Acute Kidney Injury (AKI) Prediction System using Machine Learning Models
Many serious medical conditions can result in kidney injury, making kidney function a good, if lagging, indicator of general health. Acute kidney injury is generally detected through the presence of creatine, a waste product, in the blood. If a patient’s kidneys are damaged, they will not be able to remove creatinine effectively, leading to an increased amount being found in blood tests.
ML Model
This is a proposed Machine Learning model for the prediction of Acute Kidney Injury (AKI) from clinical temporal changes of creatinine levels. Trained on 7000+ clinical samples, this ML model can correctly predict the presence of AKI with >98% accuracy.
Full System
A real-time prediction system to detect Acute Kidney Injury (AKI) from clinical temporal changes of creatinine levels using a Machine Learning model.

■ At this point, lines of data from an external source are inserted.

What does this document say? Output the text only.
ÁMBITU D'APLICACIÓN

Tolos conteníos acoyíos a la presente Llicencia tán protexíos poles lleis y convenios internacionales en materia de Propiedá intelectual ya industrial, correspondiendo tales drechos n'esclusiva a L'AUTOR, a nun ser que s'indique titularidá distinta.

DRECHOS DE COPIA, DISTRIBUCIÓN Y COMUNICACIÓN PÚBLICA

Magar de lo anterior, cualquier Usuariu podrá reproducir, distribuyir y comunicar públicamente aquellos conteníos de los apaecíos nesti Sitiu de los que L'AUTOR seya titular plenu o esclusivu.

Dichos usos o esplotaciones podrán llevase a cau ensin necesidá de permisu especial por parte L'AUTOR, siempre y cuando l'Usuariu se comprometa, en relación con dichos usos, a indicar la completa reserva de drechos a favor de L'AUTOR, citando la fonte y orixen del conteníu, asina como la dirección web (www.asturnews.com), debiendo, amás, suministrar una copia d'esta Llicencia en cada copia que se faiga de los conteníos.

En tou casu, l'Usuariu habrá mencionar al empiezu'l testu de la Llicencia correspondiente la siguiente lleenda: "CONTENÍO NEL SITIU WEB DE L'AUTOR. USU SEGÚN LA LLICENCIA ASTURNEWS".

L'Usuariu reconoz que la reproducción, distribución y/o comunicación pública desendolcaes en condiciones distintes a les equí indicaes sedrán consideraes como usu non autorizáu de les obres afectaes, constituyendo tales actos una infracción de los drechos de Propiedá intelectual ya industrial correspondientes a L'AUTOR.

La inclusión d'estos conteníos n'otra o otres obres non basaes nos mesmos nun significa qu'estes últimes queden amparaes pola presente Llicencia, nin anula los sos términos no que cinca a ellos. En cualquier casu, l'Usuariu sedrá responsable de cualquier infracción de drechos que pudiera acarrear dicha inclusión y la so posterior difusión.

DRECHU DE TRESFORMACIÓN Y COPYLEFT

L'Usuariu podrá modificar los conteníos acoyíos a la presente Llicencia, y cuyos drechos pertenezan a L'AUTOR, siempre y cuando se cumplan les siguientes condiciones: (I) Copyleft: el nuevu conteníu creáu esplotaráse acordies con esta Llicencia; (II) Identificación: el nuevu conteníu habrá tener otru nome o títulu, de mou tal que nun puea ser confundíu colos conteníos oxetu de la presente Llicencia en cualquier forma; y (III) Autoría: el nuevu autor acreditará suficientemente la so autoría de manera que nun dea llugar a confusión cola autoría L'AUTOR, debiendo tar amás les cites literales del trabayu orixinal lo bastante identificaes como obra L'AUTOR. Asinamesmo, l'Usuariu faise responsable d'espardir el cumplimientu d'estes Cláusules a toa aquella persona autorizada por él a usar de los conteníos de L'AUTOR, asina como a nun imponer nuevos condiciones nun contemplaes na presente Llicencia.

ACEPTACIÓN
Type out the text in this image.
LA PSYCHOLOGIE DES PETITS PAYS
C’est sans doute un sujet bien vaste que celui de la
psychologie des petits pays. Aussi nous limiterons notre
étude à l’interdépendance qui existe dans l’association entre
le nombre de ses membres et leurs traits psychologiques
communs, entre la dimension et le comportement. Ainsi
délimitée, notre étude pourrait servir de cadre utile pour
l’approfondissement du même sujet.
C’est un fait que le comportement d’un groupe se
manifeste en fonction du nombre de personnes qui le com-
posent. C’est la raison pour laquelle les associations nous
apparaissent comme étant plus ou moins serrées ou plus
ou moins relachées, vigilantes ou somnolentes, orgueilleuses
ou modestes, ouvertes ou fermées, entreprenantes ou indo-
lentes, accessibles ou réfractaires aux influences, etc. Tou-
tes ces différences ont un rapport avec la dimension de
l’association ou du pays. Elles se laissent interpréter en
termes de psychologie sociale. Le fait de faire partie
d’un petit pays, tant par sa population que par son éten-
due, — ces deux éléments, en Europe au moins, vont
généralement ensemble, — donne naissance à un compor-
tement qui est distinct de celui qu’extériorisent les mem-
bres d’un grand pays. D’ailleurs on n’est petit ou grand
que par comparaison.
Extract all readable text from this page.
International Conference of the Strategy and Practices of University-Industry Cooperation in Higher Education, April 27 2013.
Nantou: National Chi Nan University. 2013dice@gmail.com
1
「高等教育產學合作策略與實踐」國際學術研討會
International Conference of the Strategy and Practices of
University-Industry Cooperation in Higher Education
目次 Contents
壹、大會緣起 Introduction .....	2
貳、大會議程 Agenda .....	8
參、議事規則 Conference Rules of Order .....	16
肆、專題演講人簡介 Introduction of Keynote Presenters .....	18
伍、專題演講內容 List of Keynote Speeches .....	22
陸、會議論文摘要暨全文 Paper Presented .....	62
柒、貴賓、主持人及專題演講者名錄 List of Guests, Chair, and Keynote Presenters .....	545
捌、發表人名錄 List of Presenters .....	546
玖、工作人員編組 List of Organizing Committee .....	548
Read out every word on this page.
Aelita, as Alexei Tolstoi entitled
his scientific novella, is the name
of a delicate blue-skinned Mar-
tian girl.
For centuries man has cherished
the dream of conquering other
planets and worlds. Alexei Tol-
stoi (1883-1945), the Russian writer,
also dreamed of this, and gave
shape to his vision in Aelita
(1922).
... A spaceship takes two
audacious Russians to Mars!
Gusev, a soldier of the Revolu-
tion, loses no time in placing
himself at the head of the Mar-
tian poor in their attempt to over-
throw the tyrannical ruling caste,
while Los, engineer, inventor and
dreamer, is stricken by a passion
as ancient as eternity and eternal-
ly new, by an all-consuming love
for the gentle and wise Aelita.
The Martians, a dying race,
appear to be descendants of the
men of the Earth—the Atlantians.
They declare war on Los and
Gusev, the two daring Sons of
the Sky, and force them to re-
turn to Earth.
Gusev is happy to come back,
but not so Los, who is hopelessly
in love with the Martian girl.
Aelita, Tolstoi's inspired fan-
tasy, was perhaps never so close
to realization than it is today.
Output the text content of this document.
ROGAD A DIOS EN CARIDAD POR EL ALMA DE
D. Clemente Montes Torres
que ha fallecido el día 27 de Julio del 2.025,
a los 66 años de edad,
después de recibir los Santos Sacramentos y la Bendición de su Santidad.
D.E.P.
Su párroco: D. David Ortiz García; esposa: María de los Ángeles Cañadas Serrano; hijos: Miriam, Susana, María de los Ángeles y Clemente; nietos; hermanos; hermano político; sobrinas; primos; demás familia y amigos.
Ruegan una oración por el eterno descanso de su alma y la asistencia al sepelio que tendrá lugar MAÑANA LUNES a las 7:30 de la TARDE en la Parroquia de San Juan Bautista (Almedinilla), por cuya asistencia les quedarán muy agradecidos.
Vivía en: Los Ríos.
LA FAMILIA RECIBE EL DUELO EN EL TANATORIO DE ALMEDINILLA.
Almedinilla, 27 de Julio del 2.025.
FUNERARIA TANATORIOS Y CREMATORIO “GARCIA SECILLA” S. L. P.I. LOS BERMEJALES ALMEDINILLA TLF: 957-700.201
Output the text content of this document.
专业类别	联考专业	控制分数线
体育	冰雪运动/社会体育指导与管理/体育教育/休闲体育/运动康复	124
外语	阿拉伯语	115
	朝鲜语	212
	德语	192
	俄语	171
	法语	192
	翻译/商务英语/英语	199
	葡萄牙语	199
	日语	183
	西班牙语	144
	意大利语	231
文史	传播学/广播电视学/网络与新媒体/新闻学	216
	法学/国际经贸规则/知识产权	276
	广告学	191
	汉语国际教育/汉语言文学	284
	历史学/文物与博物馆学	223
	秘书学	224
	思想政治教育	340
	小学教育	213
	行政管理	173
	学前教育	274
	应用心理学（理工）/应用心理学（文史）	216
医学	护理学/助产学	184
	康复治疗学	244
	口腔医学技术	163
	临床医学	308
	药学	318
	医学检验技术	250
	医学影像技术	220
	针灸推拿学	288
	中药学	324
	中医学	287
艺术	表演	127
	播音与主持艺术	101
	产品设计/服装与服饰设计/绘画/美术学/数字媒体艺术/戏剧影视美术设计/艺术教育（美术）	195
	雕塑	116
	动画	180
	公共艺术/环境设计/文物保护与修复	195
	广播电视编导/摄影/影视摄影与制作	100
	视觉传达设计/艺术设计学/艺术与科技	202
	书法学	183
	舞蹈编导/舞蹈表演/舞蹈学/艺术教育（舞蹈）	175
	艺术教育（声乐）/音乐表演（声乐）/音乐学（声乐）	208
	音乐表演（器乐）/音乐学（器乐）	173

The System processes real-time Health Level 7 (HL7) messages sent from the Hospital’s Clinical Systems: Patient Administration System (PAS) and Laboratory Information Management System (LISM). For every new blood test result, the system will run the prediction using the pre-trained model and, if AKI is detected, the system will page the Hospital’s Clinical Response team in less than 3 seconds from the test result receipt. Our system achieved perfect paging score during a 2-week live testing simulation.
All patient data from the Hospital is stored in a database, with separate tables for Patient Data and Blood Test Results data.